By Jay McCall, Business Solutions magazine
Digital textbooks, physical security, desktop virtualization, and mobility are just a few of the hot topics and trends driving this $20 billion market.
According to the Center for Digital Education, IT spend for K-12 and higher education will be in the $20 billion range this year — up slightly from 2012 with K-12 marginally increasing spend at a nominal 2% range and higher education remaining flat. “One positive indicator is that as the demand for digital textbooks increases, funds are being displaced from standard printed textbooks to digital content and the means to distribute that content,” says Eddie Franklin, vice president, public sector and vertical markets, SYNNEX Corporation. “This will be additive to the technology spend in the range of about $7 billion at both the K-12 and the higher education markets.”
Another important trend VARs need to be aware of in education is the convergence of video surveillance with mainstream IT. “Just as it happened 25 years ago, when telecommunications systems and IT converged, surveillance solutions are now becoming a core IT solution,” says Rich Bravman, CEO of Pivot3. “End users will need training and help planning the evolution of their systems. They’ll also need advice on how to exploit the many new features that today’s IT-centric video solutions offer, such as virtualization.” Pivot3 is seeing a wave of new system deployments where contemporary systems, tightly integrated with core IT networks, are replacing earlier generation stand-alone surveillance systems.
Despite the IT investments expected to occur in education this year, many schools are still underfunded, which reveals itself not just in a lack of computer and other IT purchases, but overtaxed IT departments as well.

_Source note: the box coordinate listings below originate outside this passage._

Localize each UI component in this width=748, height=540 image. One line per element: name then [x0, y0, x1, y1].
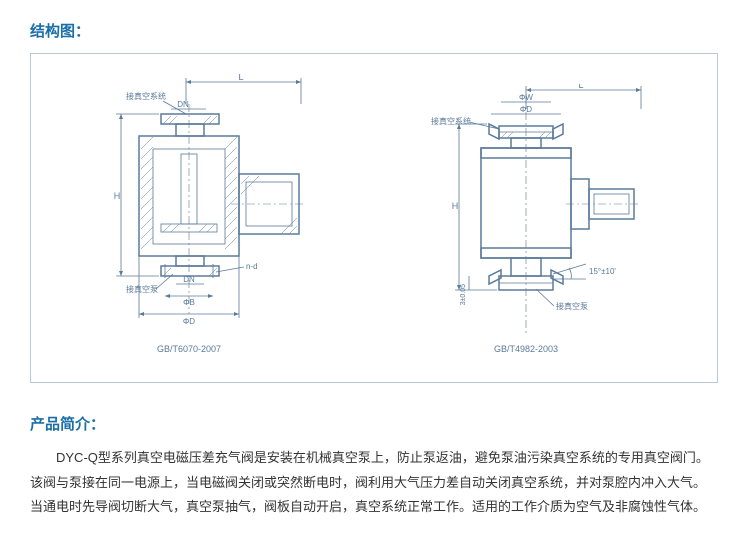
standard-left: GB/T6070-2007: [157, 344, 221, 354]
intro-paragraph: DYC-Q型系列真空电磁压差充气阀是安装在机械真空泵上，防止泵返油，避免泵油污染…: [30, 446, 718, 520]
diagram-container: L 接真空系统 DN: [30, 53, 718, 383]
tolerance-label: 3±0.05: [460, 284, 467, 305]
product-intro-title: 产品简介：: [30, 413, 718, 434]
dim-l-right: L: [578, 84, 583, 90]
phi-b: ΦB: [183, 298, 195, 307]
phi-d-left: ΦD: [183, 317, 195, 326]
label-top-left: 接真空系统: [126, 91, 166, 101]
dim-l-left: L: [238, 74, 243, 82]
standard-right: GB/T4982-2003: [494, 344, 558, 354]
diagram-right: L ΦW 接真空系统 ΦD: [411, 84, 691, 364]
dim-h-right: H: [452, 201, 459, 211]
angle-label: 15°±10': [589, 267, 616, 276]
label-top-right: 接真空系统: [431, 116, 471, 126]
label-bottom-right: 接真空泵: [556, 301, 588, 311]
structure-diagram-title: 结构图：: [30, 20, 718, 41]
dn-bottom: DN: [183, 275, 195, 284]
dn-top: DN: [177, 100, 189, 109]
diagram-left: L 接真空系统 DN: [91, 74, 331, 354]
dim-h-left: H: [114, 191, 121, 201]
holes-label: n-d: [246, 262, 258, 271]
label-bottom-left: 接真空泵: [126, 284, 158, 294]
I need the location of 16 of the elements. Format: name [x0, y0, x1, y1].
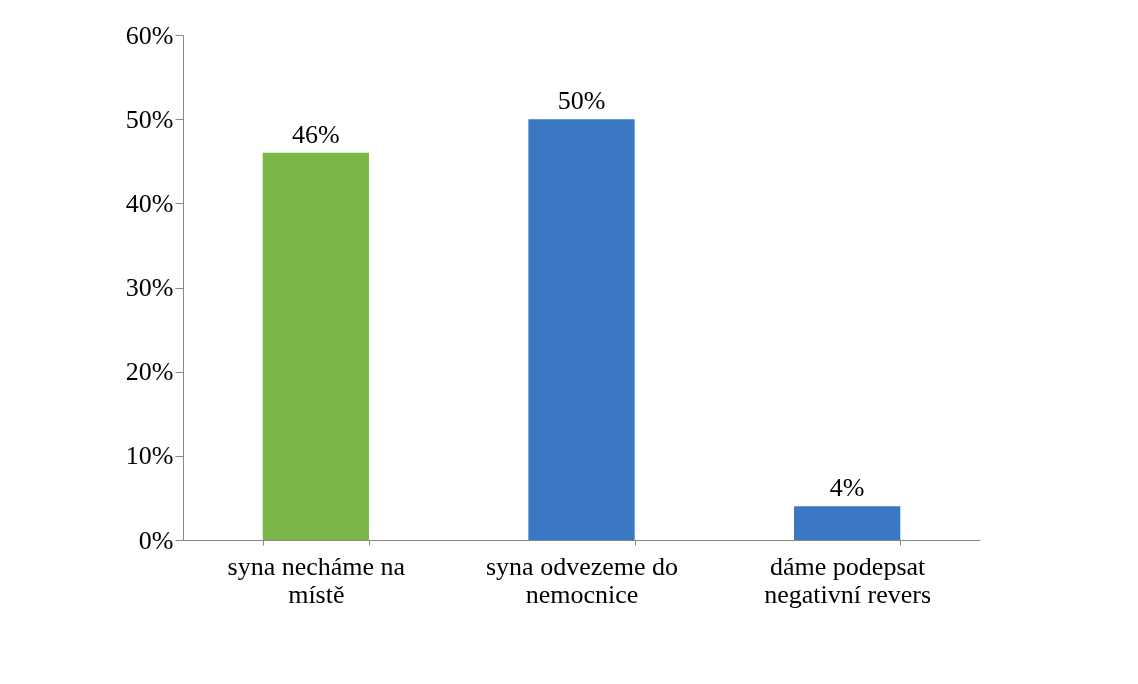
bar — [528, 119, 635, 540]
y-tick-label: 10% — [125, 441, 174, 471]
data-label: 50% — [557, 86, 606, 116]
y-tick-label: 50% — [125, 104, 174, 134]
y-tick-label: 0% — [138, 525, 174, 555]
y-tick-label: 30% — [125, 273, 174, 302]
y-tick-label: 60% — [125, 20, 174, 50]
x-tick-label: syna necháme na místě — [227, 551, 406, 609]
x-tick-label: dáme podepsat negativní revers — [764, 551, 932, 609]
y-tick-label: 40% — [125, 188, 174, 218]
data-label: 46% — [292, 119, 340, 149]
data-label: 4% — [829, 473, 865, 503]
x-tick-label: syna odvezeme do nemocnice — [485, 551, 679, 609]
bar — [794, 506, 901, 540]
bar — [262, 152, 369, 540]
y-tick-label: 20% — [125, 357, 174, 387]
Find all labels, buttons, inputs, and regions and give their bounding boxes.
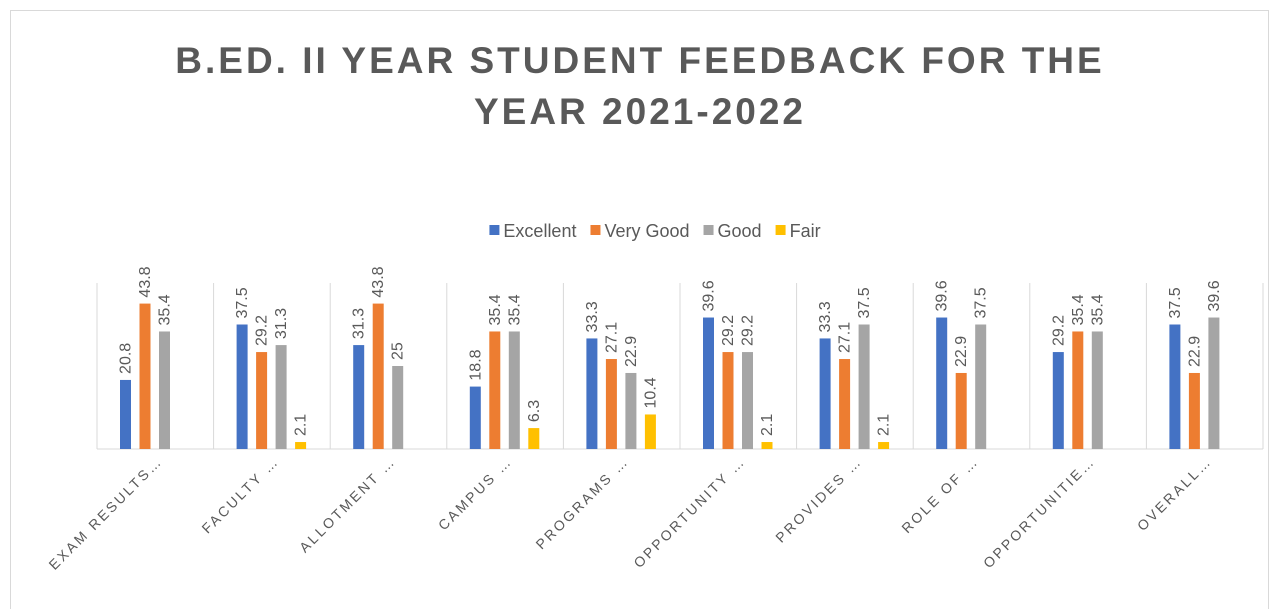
chart-border bbox=[10, 10, 1269, 609]
chart-title: B.ED. II YEAR STUDENT FEEDBACK FOR THE Y… bbox=[175, 40, 1105, 132]
data-label: 39.6 bbox=[1206, 280, 1223, 311]
bar bbox=[703, 317, 714, 449]
bar bbox=[644, 414, 656, 449]
bar bbox=[975, 324, 987, 449]
x-tick-label: PROGRAMS … bbox=[532, 453, 631, 552]
data-label: 33.3 bbox=[817, 301, 834, 332]
legend-swatch bbox=[775, 225, 786, 235]
data-label: 20.8 bbox=[118, 343, 135, 374]
data-label: 35.4 bbox=[1089, 294, 1106, 325]
x-tick-label: OPPORTUNITIE… bbox=[980, 453, 1098, 571]
bar bbox=[295, 442, 307, 449]
data-label: 29.2 bbox=[1050, 315, 1067, 346]
data-label: 33.3 bbox=[584, 301, 601, 332]
x-tick-label: EXAM RESULTS… bbox=[45, 453, 165, 573]
bar bbox=[275, 345, 287, 449]
data-label: 31.3 bbox=[351, 308, 368, 339]
data-label: 43.8 bbox=[137, 266, 154, 297]
bar bbox=[955, 372, 967, 449]
bar bbox=[625, 372, 637, 449]
data-label: 27.1 bbox=[837, 322, 854, 353]
bar bbox=[819, 338, 831, 449]
x-tick-label: OPPORTUNITY … bbox=[630, 453, 748, 571]
data-label: 37.5 bbox=[1167, 287, 1184, 318]
x-tick-label: OVERALL… bbox=[1134, 453, 1215, 534]
bar bbox=[159, 331, 170, 449]
data-label: 2.1 bbox=[876, 414, 893, 436]
bar bbox=[139, 303, 151, 449]
bar bbox=[1188, 372, 1200, 449]
data-label: 2.1 bbox=[293, 414, 310, 436]
bar bbox=[936, 317, 948, 449]
bar bbox=[489, 331, 501, 449]
bar bbox=[878, 442, 890, 449]
bar bbox=[742, 352, 753, 449]
data-label: 6.3 bbox=[526, 400, 543, 422]
bar bbox=[761, 442, 773, 449]
data-label: 37.5 bbox=[234, 287, 251, 318]
bar bbox=[839, 359, 851, 449]
data-label: 39.6 bbox=[934, 280, 951, 311]
data-label: 22.9 bbox=[953, 336, 970, 367]
x-tick-label: FACULTY … bbox=[198, 453, 282, 537]
bar bbox=[508, 331, 520, 449]
bar bbox=[372, 303, 384, 449]
data-label: 2.1 bbox=[759, 414, 776, 436]
bar bbox=[858, 324, 870, 449]
legend-label: Good bbox=[718, 221, 762, 241]
legend-label: Very Good bbox=[604, 221, 689, 241]
data-label: 22.9 bbox=[1186, 336, 1203, 367]
data-label: 29.2 bbox=[720, 315, 737, 346]
bar bbox=[1072, 331, 1084, 449]
legend-swatch bbox=[489, 225, 500, 235]
data-label: 18.8 bbox=[467, 349, 484, 380]
data-label: 25 bbox=[390, 342, 407, 360]
data-label: 35.4 bbox=[157, 294, 174, 325]
data-label: 31.3 bbox=[273, 308, 290, 339]
bar bbox=[236, 324, 248, 449]
bar bbox=[120, 379, 131, 449]
bar bbox=[605, 359, 617, 449]
data-label: 22.9 bbox=[623, 336, 640, 367]
bar bbox=[586, 338, 598, 449]
legend-swatch bbox=[703, 225, 714, 235]
bar bbox=[392, 366, 404, 449]
bar bbox=[528, 428, 540, 449]
data-label: 35.4 bbox=[1070, 294, 1087, 325]
data-label: 29.2 bbox=[254, 315, 271, 346]
data-label: 10.4 bbox=[642, 377, 659, 408]
data-label: 37.5 bbox=[973, 287, 990, 318]
x-tick-label: ALLOTMENT … bbox=[296, 453, 399, 556]
bar bbox=[256, 352, 268, 449]
data-label: 37.5 bbox=[856, 287, 873, 318]
bar bbox=[1052, 352, 1064, 449]
data-label: 35.4 bbox=[506, 294, 523, 325]
data-label: 29.2 bbox=[740, 315, 757, 346]
bar bbox=[1208, 317, 1220, 449]
bar bbox=[353, 345, 365, 449]
x-tick-label: ROLE OF … bbox=[898, 453, 981, 536]
data-label: 43.8 bbox=[370, 266, 387, 297]
data-label: 39.6 bbox=[701, 280, 718, 311]
bar bbox=[1091, 331, 1103, 449]
data-label: 35.4 bbox=[487, 294, 504, 325]
x-tick-label: PROVIDES … bbox=[772, 453, 865, 546]
legend-swatch bbox=[590, 225, 601, 235]
data-label: 27.1 bbox=[603, 322, 620, 353]
legend-label: Excellent bbox=[503, 221, 576, 241]
bar bbox=[722, 352, 734, 449]
legend-label: Fair bbox=[790, 221, 821, 241]
x-tick-label: CAMPUS … bbox=[435, 453, 515, 533]
bar bbox=[1169, 324, 1181, 449]
bar bbox=[469, 386, 481, 449]
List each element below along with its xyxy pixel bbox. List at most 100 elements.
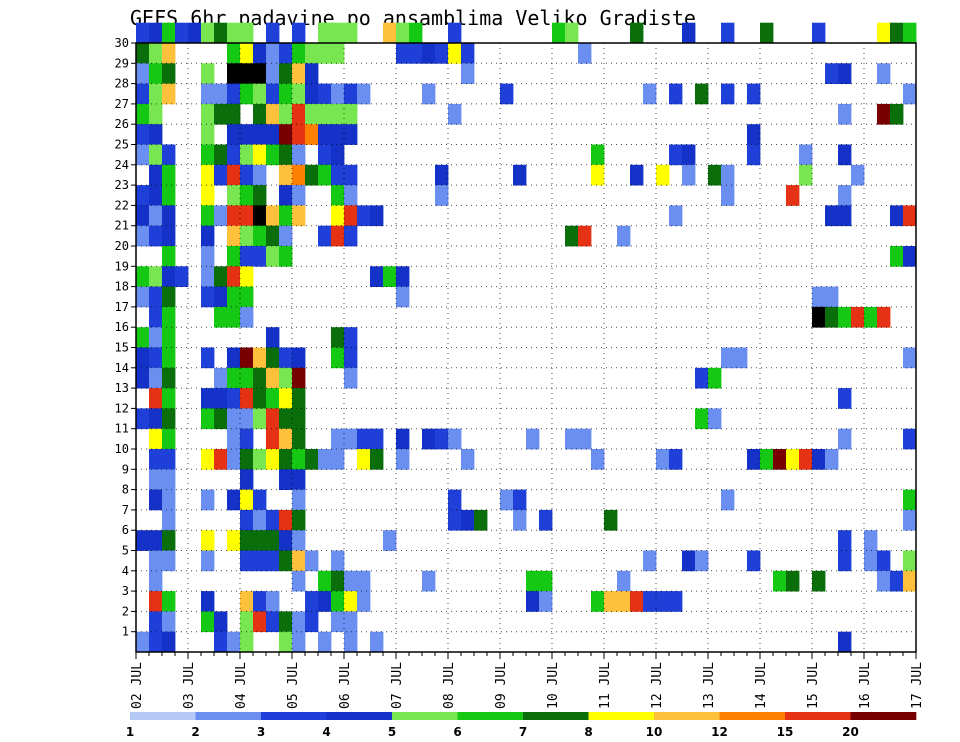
y-tick-label: 4 [122, 564, 129, 578]
heatmap-cell [149, 611, 163, 633]
heatmap-cell [266, 591, 280, 612]
heatmap-cell [877, 63, 891, 84]
heatmap-cell [266, 509, 280, 531]
heatmap-cell [617, 570, 631, 592]
heatmap-cell [825, 286, 839, 308]
heatmap-cell [149, 124, 163, 145]
color-legend: 1 2 3 4 5 6 7 8 10 12 15 20 [126, 712, 917, 739]
heatmap-cell [422, 428, 436, 450]
heatmap-cell [344, 164, 358, 186]
heatmap-cell [357, 570, 371, 592]
heatmap-cell [253, 449, 267, 470]
heatmap-cell [344, 591, 358, 612]
heatmap-cell [279, 124, 293, 145]
heatmap-cell [227, 286, 241, 308]
heatmap-cell [201, 225, 215, 247]
heatmap-cell [214, 144, 228, 166]
heatmap-cell [877, 306, 891, 328]
heatmap-cell [149, 469, 163, 490]
heatmap-cell [201, 449, 215, 470]
heatmap-cell [825, 449, 839, 470]
heatmap-cell [136, 327, 150, 348]
heatmap-cell [721, 22, 735, 44]
heatmap-cell [357, 205, 371, 227]
heatmap-cell [617, 591, 631, 612]
heatmap-cell [253, 530, 267, 551]
heatmap-cell [201, 205, 215, 227]
heatmap-cell [227, 246, 241, 267]
heatmap-cell [318, 591, 332, 612]
heatmap-cell [201, 347, 215, 369]
heatmap-cell [240, 469, 254, 490]
heatmap-cell [578, 428, 592, 450]
heatmap-cell [396, 286, 410, 308]
heatmap-cell [500, 83, 514, 105]
heatmap-cell [292, 367, 306, 389]
heatmap-cell [175, 266, 189, 287]
heatmap-cell [903, 550, 917, 572]
heatmap-cell [643, 83, 657, 105]
heatmap-cell [344, 124, 358, 145]
legend-swatch [850, 712, 917, 720]
heatmap-cell [318, 225, 332, 247]
heatmap-cell [422, 570, 436, 592]
legend-swatch [392, 712, 458, 720]
heatmap-cell [903, 428, 917, 450]
heatmap-cell [162, 22, 176, 44]
heatmap-cell [331, 205, 345, 227]
legend-label: 2 [191, 725, 199, 739]
heatmap-cell [136, 83, 150, 105]
heatmap-cell [838, 63, 852, 84]
heatmap-cell [240, 550, 254, 572]
heatmap-cell [227, 347, 241, 369]
heatmap-cell [136, 225, 150, 247]
heatmap-cell [292, 550, 306, 572]
heatmap-cell [266, 246, 280, 267]
heatmap-cell [149, 144, 163, 166]
heatmap-cell [214, 631, 228, 653]
heatmap-cell [604, 509, 618, 531]
heatmap-cell [253, 246, 267, 267]
heatmap-cell [149, 570, 163, 592]
heatmap-cell [370, 449, 384, 470]
heatmap-cell [630, 22, 644, 44]
heatmap-cell [630, 591, 644, 612]
y-tick-label: 13 [115, 381, 129, 395]
y-tick-label: 12 [115, 401, 129, 415]
heatmap-cell [227, 428, 241, 450]
heatmap-cell [201, 591, 215, 612]
heatmap-cell [214, 103, 228, 125]
heatmap-cell [149, 164, 163, 186]
heatmap-cell [149, 428, 163, 450]
heatmap-cell [240, 347, 254, 369]
heatmap-cell [240, 246, 254, 267]
heatmap-cell [760, 449, 774, 470]
heatmap-cell [604, 591, 618, 612]
heatmap-cell [253, 591, 267, 612]
heatmap-cell [825, 205, 839, 227]
heatmap-cell [149, 22, 163, 44]
heatmap-cell [331, 103, 345, 125]
heatmap-cell [149, 103, 163, 125]
heatmap-cell [344, 367, 358, 389]
heatmap-cell [201, 388, 215, 409]
heatmap-cell [786, 449, 800, 470]
heatmap-cell [253, 144, 267, 166]
heatmap-cell [240, 509, 254, 531]
y-tick-label: 29 [115, 56, 129, 70]
heatmap-cell [877, 570, 891, 592]
heatmap-cell [214, 83, 228, 105]
heatmap-cell [214, 22, 228, 44]
heatmap-cell [838, 631, 852, 653]
heatmap-cell [201, 63, 215, 84]
heatmap-cell [279, 469, 293, 490]
heatmap-cell [331, 225, 345, 247]
heatmap-cell [890, 246, 904, 267]
heatmap-cell [383, 530, 397, 551]
heatmap-cell [136, 63, 150, 84]
heatmap-cell [266, 225, 280, 247]
heatmap-cell [240, 286, 254, 308]
heatmap-cell [279, 205, 293, 227]
heatmap-cell [682, 144, 696, 166]
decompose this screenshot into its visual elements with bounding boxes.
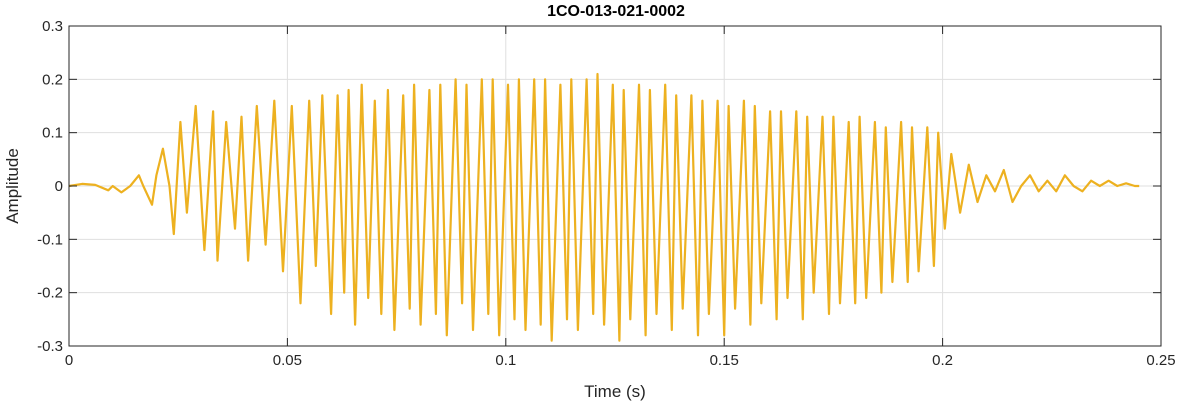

This is the primary driver behind the explosion in desktop virtualization deployments. “VDI [virtual desktop infrastructure] used to be for the ‘big boys’ only, but that’s no longer the case,” says Bravman. Virtualization solutions have become less complex, less costly, and easier to install, making them the perfect fit for educational institutions that need to reduce their PC and software costs.
The BYOD (bring your own device) phenomena is also making its impact on the education market.
“The proliferation of mobile computing has increased the use of mobile devices within the classroom,” says Terry Cruikshank, senior manager of industry marketing at OKI Data Americas. “More educators are using mobile devices and find it imperative to print directly from their mobile devices. As school and district administrators have come to realize the importance of mobility, it’s a necessity for manufacturers to develop printing solutions that meet those demands.” OKI Data Americas’ research also shows that printing in color helps increase students’ recollection, recognition, and retention of material. With that in mind, the education market will continue to include color printing as a priority. Therefore, printing solutions that deliver high-quality color affordably are invaluable within this market.
Tips, Warnings For Capitalizing On The Education Market
To properly address the education market, VARs must consider the fiscal year of the institutions and plan ahead to ensure their solutions are included in budget planning and funding cycles. “Typically those funding cycles coincide with those of the state in which they reside but can also be affected by federal grant funding,” says Franklin. “Schools strive to have everything in place at the start of their education year, and the best opportunities occur before classes begin.”
With any opportunity, there are always common mistakes many resellers will make along the way. Here is what Frank De Fina, senior vice president of sales and marketing at Samsung Techwin America, advises. “The biggest mistake is trying to sell technology versus a solution. In most cases, the core decision influencers are not technical personnel including administration and school board members.” Administration and school board personnel need to be presented with the benefits new technologies provide — not technical deep dive about how the technology works. It’s all about the net benefit new technologies provide in terms of protection and total cost of ownership. “The reverse holds true when presenting system proposals to campus police or security personnel, who need to know specifics such as camera coverage/resolution, recording, and network bandwidth capacities relative to overall costs,” says De Fina.